Fark etmişsinizdir, Kemal Kılıçdaroğlu bir süredir
Cumhurbaşkanı'na hakaretleri azalttı. Çünkü son seçimimizden henüz
çıktık. Ufukta da şimdilik dillendirilmiş bir seçim yok.
Ancak bu CHP'deki iç yarışın da bittiği anlamına gelmiyor. Tam
aksine yeni başladı!
Düşünsenize, 2019 konuşulurken ülkenin ana muhalefet partisinin
"olası adayının" alternatif olduğunu genel başkanları bile
söyleyemiyor.
15 yıldır onca seçimde bir kez bile zafer yüzü görmeyen seçmenin
empati yorgunluğu istinat haddini aştı. İlk seçim için elle
tutacakları somut bir umut istiyorlar.
Hangi CHP'liyle konuşsam, bir mucize bekler gibi, "o ismin" çıkıp
gelmesini beklediğini söylüyor.
Ve "uzun yürüyüş" gibi iktidar perspektifine dair hiçbir önermesi
olmayan çıkışlarla bu talebi örtülemek artık daha zor.
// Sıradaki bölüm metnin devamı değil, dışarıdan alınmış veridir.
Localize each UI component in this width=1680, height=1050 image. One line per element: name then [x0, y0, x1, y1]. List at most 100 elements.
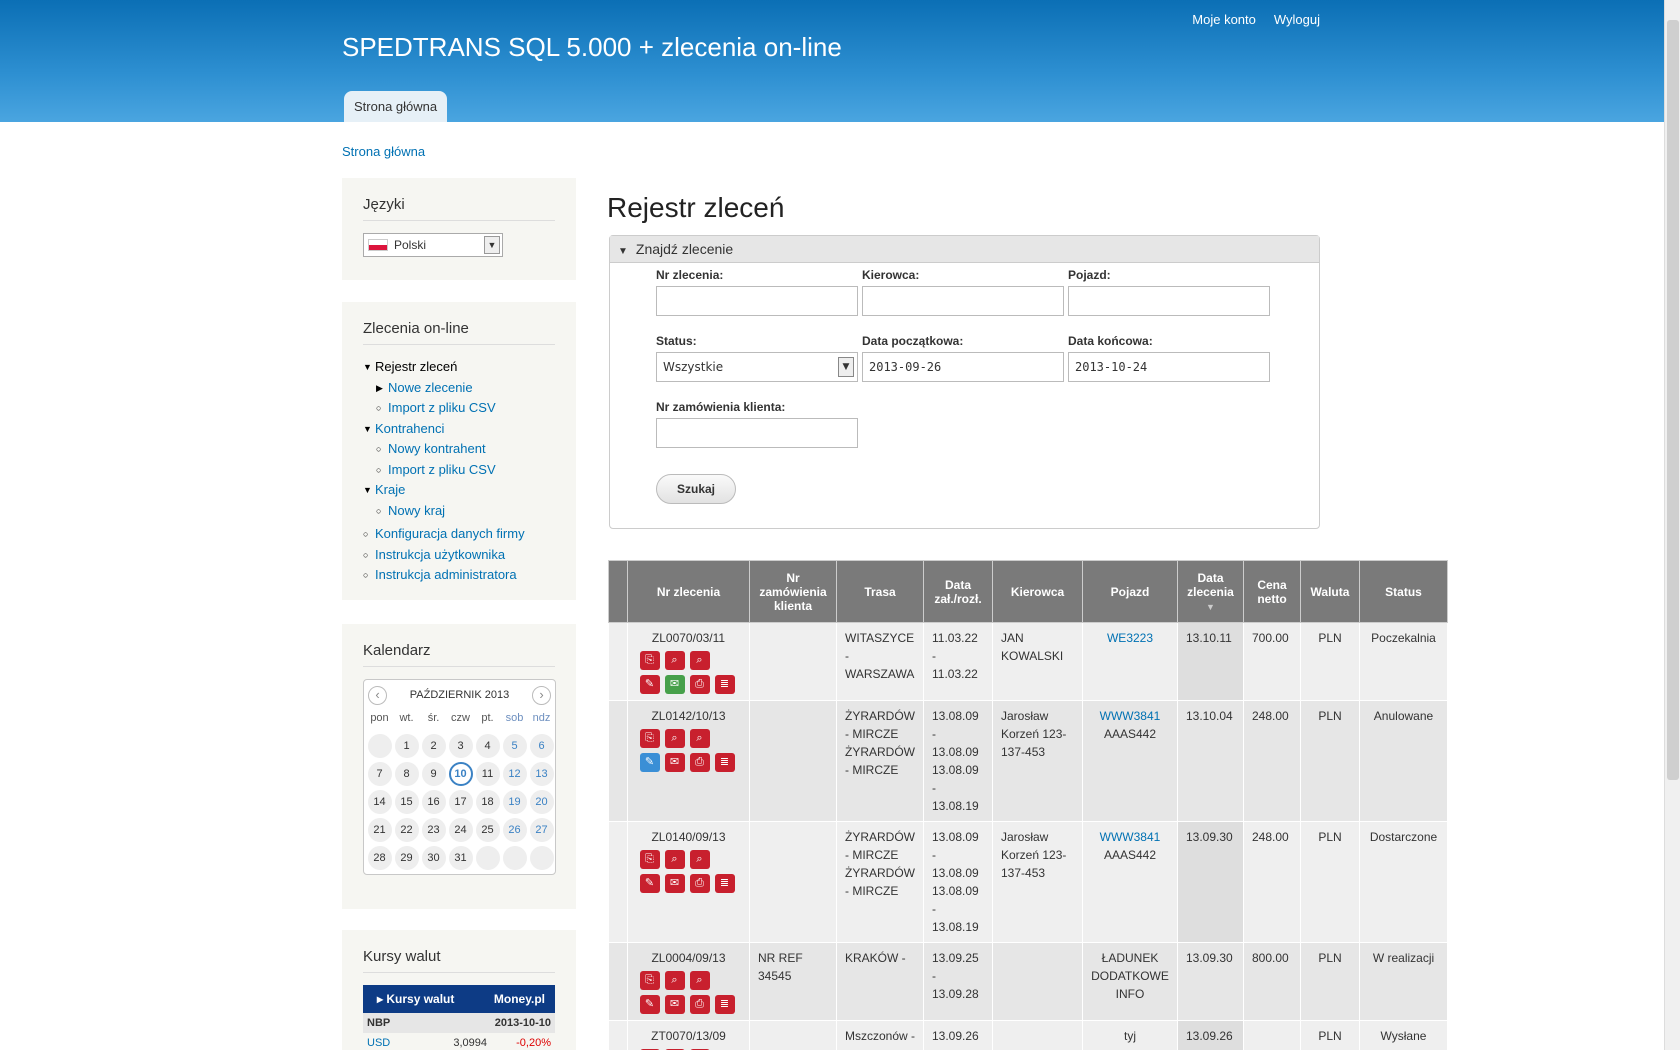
search-icon[interactable]: ⌕	[664, 850, 685, 869]
mail-icon[interactable]: ✉	[664, 675, 685, 694]
calendar-day[interactable]: 11	[475, 762, 500, 786]
copy-icon[interactable]: ⎘	[639, 729, 660, 748]
driver-input[interactable]	[862, 286, 1064, 316]
column-header[interactable]: Status	[1359, 560, 1448, 623]
calendar-day[interactable]: 2	[421, 734, 446, 758]
scrollbar-thumb[interactable]	[1667, 20, 1679, 780]
column-header[interactable]: Cena netto	[1243, 560, 1301, 623]
column-header[interactable]: Pojazd	[1082, 560, 1178, 623]
search-legend[interactable]: ▼ Znajdź zlecenie	[610, 236, 1319, 263]
calendar-today[interactable]: 10	[448, 762, 473, 786]
site-name[interactable]: SPEDTRANS SQL 5.000 + zlecenia on-line	[342, 32, 842, 62]
nav-item-import-csv-contractors[interactable]: ○ Import z pliku CSV	[363, 460, 555, 481]
print-icon[interactable]: ⎙	[689, 995, 710, 1014]
search-icon[interactable]: ⌕	[664, 651, 685, 670]
calendar-day[interactable]: 23	[421, 818, 446, 842]
nav-item-new-contractor[interactable]: ○ Nowy kontrahent	[363, 439, 555, 460]
calendar-day[interactable]: 29	[394, 846, 419, 870]
nav-item-orders-register[interactable]: ▼ Rejestr zleceń	[363, 357, 555, 378]
calendar-day[interactable]: 1	[394, 734, 419, 758]
currency-code[interactable]: USD	[367, 1037, 391, 1049]
attach-icon[interactable]: ✎	[639, 675, 660, 694]
order-no[interactable]: ZL0140/09/13	[651, 830, 726, 844]
attach-icon[interactable]: ✎	[639, 874, 660, 893]
calendar-day[interactable]: 16	[421, 790, 446, 814]
document-icon[interactable]: ≣	[714, 874, 735, 893]
search-icon[interactable]: ⌕	[664, 971, 685, 990]
column-header[interactable]: Trasa	[836, 560, 924, 623]
search-button[interactable]: Szukaj	[656, 474, 736, 504]
calendar-day[interactable]: 15	[394, 790, 419, 814]
calendar-day[interactable]: 20	[529, 790, 554, 814]
date-to-input[interactable]: 2013-10-24	[1068, 352, 1270, 382]
column-header[interactable]: Data zał./rozł.	[923, 560, 993, 623]
document-icon[interactable]: ≣	[714, 675, 735, 694]
copy-icon[interactable]: ⎘	[639, 971, 660, 990]
calendar-day[interactable]: 18	[475, 790, 500, 814]
calendar-day[interactable]: 9	[421, 762, 446, 786]
row-select-cell[interactable]	[608, 700, 628, 822]
prev-month-icon[interactable]: ‹	[368, 685, 387, 705]
search-icon[interactable]: ⌕	[689, 729, 710, 748]
vehicle-link[interactable]: WWW3841	[1099, 709, 1161, 723]
column-header[interactable]: Nr zamówienia klienta	[749, 560, 837, 623]
client-order-input[interactable]	[656, 418, 858, 448]
calendar-day[interactable]: 31	[448, 846, 473, 870]
calendar-day[interactable]: 30	[421, 846, 446, 870]
copy-icon[interactable]: ⎘	[639, 850, 660, 869]
chevron-down-icon[interactable]: ▼	[484, 236, 500, 254]
nav-item-countries[interactable]: ▼ Kraje	[363, 480, 555, 501]
table-row[interactable]: ZL0140/09/13 ⎘ ⌕ ⌕ ✎ ✉ ⎙ ≣ ŻYRARDÓW - MIRCZE ŻYR…	[608, 821, 1448, 943]
logout-link[interactable]: Wyloguj	[1273, 12, 1320, 27]
table-row[interactable]: ZL0142/10/13 ⎘ ⌕ ⌕ ✎ ✉ ⎙ ≣ ŻYRARDÓW - MIRCZE ŻYR…	[608, 700, 1448, 822]
vehicle-input[interactable]	[1068, 286, 1270, 316]
column-header-sorted[interactable]: Data zlecenia ▼	[1177, 560, 1244, 623]
column-header[interactable]: Nr zlecenia	[627, 560, 750, 623]
calendar-day[interactable]: 22	[394, 818, 419, 842]
calendar-day[interactable]: 25	[475, 818, 500, 842]
calendar-day[interactable]: 8	[394, 762, 419, 786]
calendar-day[interactable]: 5	[502, 734, 527, 758]
search-icon[interactable]: ⌕	[689, 651, 710, 670]
calendar-day[interactable]: 13	[529, 762, 554, 786]
my-account-link[interactable]: Moje konto	[1192, 12, 1256, 27]
calendar-day[interactable]: 6	[529, 734, 554, 758]
print-icon[interactable]: ⎙	[689, 753, 710, 772]
order-no-input[interactable]	[656, 286, 858, 316]
calendar-day[interactable]: 12	[502, 762, 527, 786]
status-select[interactable]: Wszystkie ▼	[656, 352, 858, 382]
calendar-day[interactable]: 7	[367, 762, 392, 786]
calendar-day[interactable]: 3	[448, 734, 473, 758]
page-scrollbar[interactable]	[1664, 0, 1680, 1050]
money-pl-logo[interactable]: Money.pl	[493, 992, 545, 1006]
row-select-cell[interactable]	[608, 622, 628, 701]
currency-widget-header[interactable]: ▸ Kursy walut Money.pl	[363, 985, 555, 1013]
search-icon[interactable]: ⌕	[689, 850, 710, 869]
document-icon[interactable]: ≣	[714, 753, 735, 772]
mail-icon[interactable]: ✉	[664, 995, 685, 1014]
next-month-icon[interactable]: ›	[531, 685, 551, 705]
vehicle-link[interactable]: WWW3841	[1099, 830, 1161, 844]
mail-icon[interactable]: ✉	[664, 874, 685, 893]
print-icon[interactable]: ⎙	[689, 675, 710, 694]
order-no[interactable]: ZL0004/09/13	[651, 951, 726, 965]
calendar-day[interactable]: 27	[529, 818, 554, 842]
calendar-day[interactable]: 14	[367, 790, 392, 814]
calendar-day[interactable]: 4	[475, 734, 500, 758]
tab-home[interactable]: Strona główna	[344, 91, 448, 122]
calendar-day[interactable]: 24	[448, 818, 473, 842]
language-select[interactable]: Polski ▼	[363, 233, 503, 257]
table-row[interactable]: ZL0070/03/11 ⎘ ⌕ ⌕ ✎ ✉ ⎙ ≣ WITASZYCE - WARSZAWA 1…	[608, 622, 1448, 701]
document-icon[interactable]: ≣	[714, 995, 735, 1014]
attach-icon[interactable]: ✎	[639, 753, 660, 772]
nav-item-company-config[interactable]: ○ Konfiguracja danych firmy	[363, 524, 555, 545]
calendar-day[interactable]: 21	[367, 818, 392, 842]
column-header[interactable]: Kierowca	[992, 560, 1083, 623]
print-icon[interactable]: ⎙	[689, 874, 710, 893]
date-from-input[interactable]: 2013-09-26	[862, 352, 1064, 382]
nav-item-user-manual[interactable]: ○ Instrukcja użytkownika	[363, 545, 555, 566]
nav-item-new-order[interactable]: ▶ Nowe zlecenie	[363, 378, 555, 399]
table-row[interactable]: ZT0070/13/09⎘⌕⌕ Mszczonów - ---13.09.26 -…	[608, 1020, 1448, 1050]
row-select-cell[interactable]	[608, 1020, 628, 1050]
calendar-day[interactable]: 28	[367, 846, 392, 870]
İşte dün çıkıp, ülkenin çoğunluğunu oluşturan milyonlarca seçmenin
siyasi iradesine "faşist diktatör" diyen CHP'li Bülent Tezcan'ın
"hararetine" bir de bu gözle bakın.
Zira darbe, uluslararası müdahale gibi, tüm siyaset dışı yöntemlere
meşruiyet sağlamayı amaçlayan demokrasi ayıbı bu sözler öyle
"günlük lakırdılardan" değil...
Ağızdan çıkarken göze alınması gereken bedel de, siyasetçinin
"umduğu ödülün büyüklüğünün" göstergesi.
He, "ne olur" derseniz yanıtı belli. Bu halk kifayetsiz muhteris
siyasilerin halkı gerip sokağı karıştırarak seçim yenilgilerini
zafere dönüştürme planlarını yine çöpe atar.
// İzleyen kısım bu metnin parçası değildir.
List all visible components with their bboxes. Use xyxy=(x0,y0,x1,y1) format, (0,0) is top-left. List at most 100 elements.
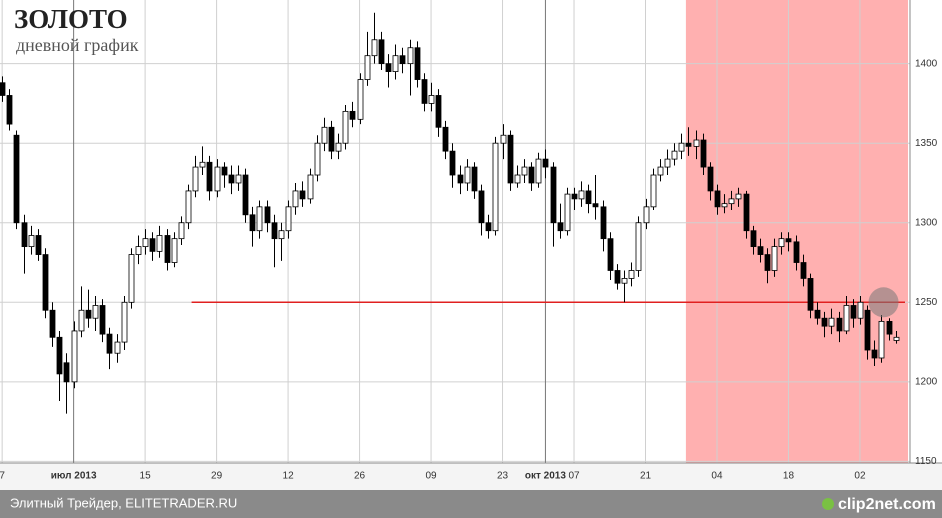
candle-body xyxy=(385,63,392,72)
candle-body xyxy=(278,230,285,240)
candle-body xyxy=(92,305,99,319)
candle-body xyxy=(721,203,728,208)
footer-text: Элитный Трейдер, ELITETRADER.RU xyxy=(10,495,237,510)
candle-body xyxy=(785,238,792,243)
candle-body xyxy=(357,79,364,120)
candle-body xyxy=(542,158,549,168)
candle-body xyxy=(528,166,535,184)
candle-body xyxy=(256,206,263,232)
chart-subtitle: дневной график xyxy=(16,35,139,55)
candle-body xyxy=(71,330,78,383)
x-tick-label: 02 xyxy=(854,471,866,482)
candle-body xyxy=(800,262,807,279)
candle-body xyxy=(392,55,399,72)
candle-body xyxy=(364,55,371,80)
candle-body xyxy=(214,166,221,192)
candle-body xyxy=(700,139,707,168)
x-tick-label: 07 xyxy=(568,471,580,482)
candle-body xyxy=(299,190,306,200)
candle-body xyxy=(678,142,685,152)
candle-body xyxy=(471,166,478,192)
x-tick-label: 29 xyxy=(211,471,223,482)
candle-body xyxy=(192,166,199,192)
candle-body xyxy=(743,193,750,232)
x-tick-label: 26 xyxy=(354,471,366,482)
candle-body xyxy=(242,174,249,216)
candle-body xyxy=(314,142,321,176)
x-tick-label: 7 xyxy=(0,471,5,482)
candle-body xyxy=(535,158,542,184)
candle-body xyxy=(664,158,671,168)
candle-body xyxy=(843,305,850,332)
candle-body xyxy=(171,238,178,263)
level-marker xyxy=(868,287,899,318)
candle-body xyxy=(28,235,35,248)
candle-body xyxy=(435,95,442,128)
candle-body xyxy=(521,166,528,176)
candle-body xyxy=(771,246,778,271)
candle-body xyxy=(714,190,721,208)
candle-body xyxy=(728,198,735,205)
x-tick-label: 21 xyxy=(640,471,652,482)
candle-body xyxy=(21,222,28,248)
candle-body xyxy=(85,309,92,319)
candle-body xyxy=(156,235,163,252)
y-tick-label: 1200 xyxy=(915,376,938,387)
candle-body xyxy=(178,222,185,240)
candle-body xyxy=(121,301,128,343)
candle-body xyxy=(457,174,464,184)
candle-body xyxy=(500,134,507,144)
candle-body xyxy=(228,174,235,184)
candle-body xyxy=(449,150,456,176)
x-tick-label: 12 xyxy=(283,471,295,482)
candle-body xyxy=(671,150,678,160)
candle-body xyxy=(614,270,621,284)
candle-body xyxy=(607,238,614,271)
candle-body xyxy=(63,362,70,383)
candle-body xyxy=(56,336,63,375)
candle-body xyxy=(550,166,557,224)
candle-body xyxy=(485,222,492,232)
y-tick-label: 1300 xyxy=(915,217,938,228)
candle-body xyxy=(592,203,599,208)
candle-body xyxy=(206,161,213,192)
candle-body xyxy=(871,349,878,359)
candle-body xyxy=(164,235,171,263)
candle-body xyxy=(0,82,6,96)
candle-body xyxy=(221,166,228,176)
candle-body xyxy=(564,193,571,232)
candle-body xyxy=(428,95,435,104)
candle-body xyxy=(407,47,414,65)
x-tick-label: 09 xyxy=(425,471,437,482)
candle-body xyxy=(735,193,742,200)
candle-body xyxy=(886,320,893,335)
candle-body xyxy=(864,309,871,351)
candle-body xyxy=(850,305,857,319)
candle-body xyxy=(492,142,499,232)
x-tick-label: 23 xyxy=(497,471,509,482)
x-tick-label: 15 xyxy=(140,471,152,482)
x-tick-label: 18 xyxy=(783,471,795,482)
candle-body xyxy=(514,174,521,184)
candle-body xyxy=(557,222,564,232)
footer-bar xyxy=(0,490,942,518)
candle-body xyxy=(106,333,113,354)
candle-body xyxy=(836,317,843,332)
candle-body xyxy=(6,95,13,125)
candle-body xyxy=(578,190,585,200)
candle-body xyxy=(414,47,421,80)
candle-body xyxy=(307,174,314,200)
candle-body xyxy=(828,317,835,327)
highlight-zone xyxy=(685,0,908,463)
candle-body xyxy=(878,320,885,359)
candle-body xyxy=(893,336,900,341)
candle-body xyxy=(707,166,714,192)
candle-body xyxy=(292,190,299,208)
candle-body xyxy=(571,193,578,200)
candle-body xyxy=(814,309,821,319)
candle-body xyxy=(78,309,85,332)
candle-body xyxy=(35,235,42,255)
candle-body xyxy=(757,246,764,255)
candle-body xyxy=(149,238,156,252)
Bakalım CHP seçmeni, 2019'u "Kılıçdaroğu'ndan daha gürültülü
kaybedebileceğinin" sinyallerini veren Tezcan gibilerin ön seçim
seviyesizliklerine yüz verecek mi?
*** CHP'de seçimle
gelen seçimle gitmiyor
Kılıçdaroğlu partisinin dünkü grup toplantısında Bülent Tezcan'ı
adını anmadan sahiplendi.
Bu tavır siyaseten bir ayıp olsa da...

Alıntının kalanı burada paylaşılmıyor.